When election time approaches, how do you get the information you need to make a choice at the polls? Likely it is the same sources that you rely on day-to-day. And what sources are these? Print – newspapers and magazines – probably not likely. TV news broadcasts – maybe. Most likely you have online sources that you routinely go to, sort of personal trusted sources. Included in these is likely forwarded news articles from friends – friends who like share the same political views and biases as you. Given the digital world we live in there is high probability that we could suffer an overload of information and little time to consider the veracity of the information.
We all enjoy the constitutionally guaranteed freedom speech. This freedom along with the ease with which information can be posted on various internet sites, from social media to blogs. These postings can either deliberately or unknowingly (due to lack of information), become “Fake News”. Once online they can have a life of their own being posted, reposted, shared, etc.

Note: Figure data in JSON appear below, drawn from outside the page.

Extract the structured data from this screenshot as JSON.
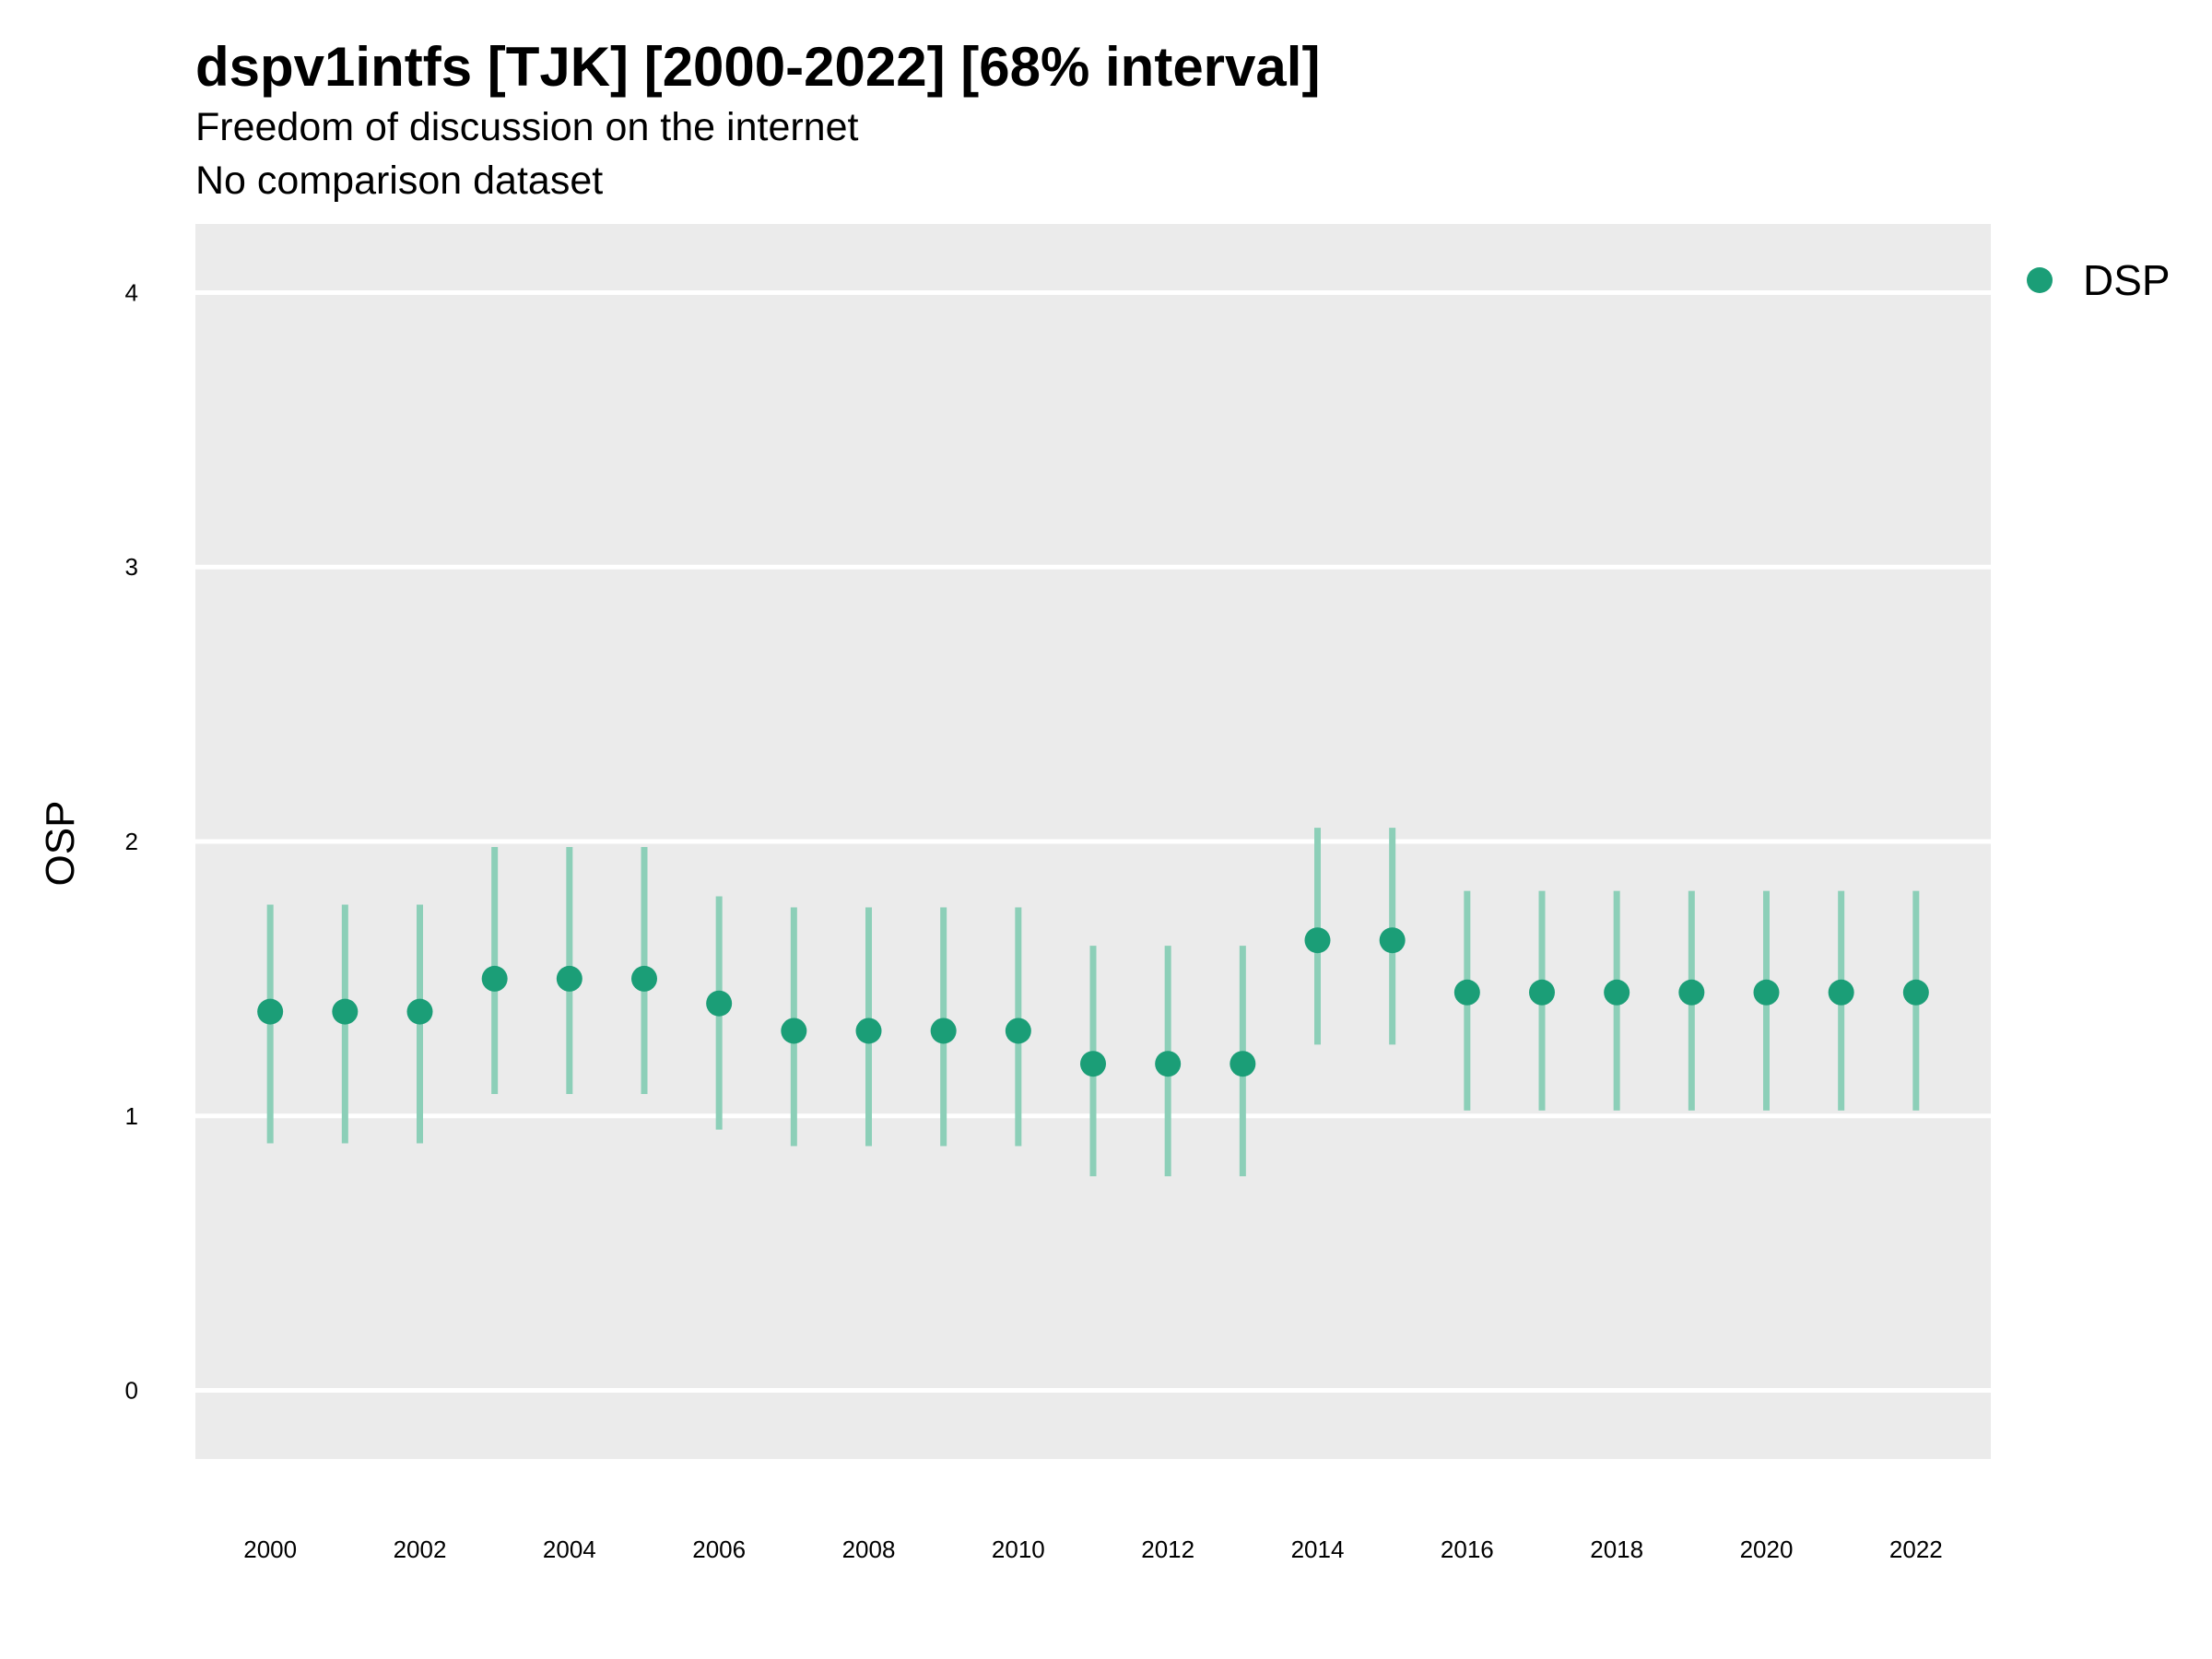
{
  "chart_data": {
    "type": "scatter",
    "title": "dspv1intfs [TJK] [2000-2022] [68% interval]",
    "subtitles": [
      "Freedom of discussion on the internet",
      "No comparison dataset"
    ],
    "xlabel": "",
    "ylabel": "OSP",
    "ylim": [
      -0.25,
      4.25
    ],
    "xlim": [
      1999,
      2023
    ],
    "yticks": [
      "0",
      "1",
      "2",
      "3",
      "4"
    ],
    "xticks": [
      "2000",
      "2002",
      "2004",
      "2006",
      "2008",
      "2010",
      "2012",
      "2014",
      "2016",
      "2018",
      "2020",
      "2022"
    ],
    "grid": true,
    "legend_position": "right",
    "series": [
      {
        "name": "DSP",
        "color": "#1b9e77",
        "points": [
          {
            "x": 2000,
            "y": 1.38,
            "low": 0.9,
            "high": 1.77
          },
          {
            "x": 2001,
            "y": 1.38,
            "low": 0.9,
            "high": 1.77
          },
          {
            "x": 2002,
            "y": 1.38,
            "low": 0.9,
            "high": 1.77
          },
          {
            "x": 2003,
            "y": 1.5,
            "low": 1.08,
            "high": 1.98
          },
          {
            "x": 2004,
            "y": 1.5,
            "low": 1.08,
            "high": 1.98
          },
          {
            "x": 2005,
            "y": 1.5,
            "low": 1.08,
            "high": 1.98
          },
          {
            "x": 2006,
            "y": 1.41,
            "low": 0.95,
            "high": 1.8
          },
          {
            "x": 2007,
            "y": 1.31,
            "low": 0.89,
            "high": 1.76
          },
          {
            "x": 2008,
            "y": 1.31,
            "low": 0.89,
            "high": 1.76
          },
          {
            "x": 2009,
            "y": 1.31,
            "low": 0.89,
            "high": 1.76
          },
          {
            "x": 2010,
            "y": 1.31,
            "low": 0.89,
            "high": 1.76
          },
          {
            "x": 2011,
            "y": 1.19,
            "low": 0.78,
            "high": 1.62
          },
          {
            "x": 2012,
            "y": 1.19,
            "low": 0.78,
            "high": 1.62
          },
          {
            "x": 2013,
            "y": 1.19,
            "low": 0.78,
            "high": 1.62
          },
          {
            "x": 2014,
            "y": 1.64,
            "low": 1.26,
            "high": 2.05
          },
          {
            "x": 2015,
            "y": 1.64,
            "low": 1.26,
            "high": 2.05
          },
          {
            "x": 2016,
            "y": 1.45,
            "low": 1.02,
            "high": 1.82
          },
          {
            "x": 2017,
            "y": 1.45,
            "low": 1.02,
            "high": 1.82
          },
          {
            "x": 2018,
            "y": 1.45,
            "low": 1.02,
            "high": 1.82
          },
          {
            "x": 2019,
            "y": 1.45,
            "low": 1.02,
            "high": 1.82
          },
          {
            "x": 2020,
            "y": 1.45,
            "low": 1.02,
            "high": 1.82
          },
          {
            "x": 2021,
            "y": 1.45,
            "low": 1.02,
            "high": 1.82
          },
          {
            "x": 2022,
            "y": 1.45,
            "low": 1.02,
            "high": 1.82
          }
        ]
      }
    ]
  },
  "colors": {
    "panel_background": "#ebebeb",
    "grid": "#ffffff",
    "point": "#1b9e77",
    "interval": "#8ccfb8"
  }
}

It is not possible to prevent people from expressing themselves short of slander.
So we are faced with a dilemma of sorts, free speech and resultant fake news vs. the need for accurate information to support a vibrant electoral process. What might we do? First, we urgently need a public debate, however difficult this might be in our very polarized environment. Second, we should establish certified “Trusted Sources” for all relevant information pertaining to an election. Who ‘certifies’ will have to be worked out, as well as what topics are posted. This may require public funding. A Wikipedia-like model may be a possibility. Let’s debate the idea. Third, online news sites must require attribution for election related topics, much like political ads are required to reveal the sponsor. This is a start. Any thoughts?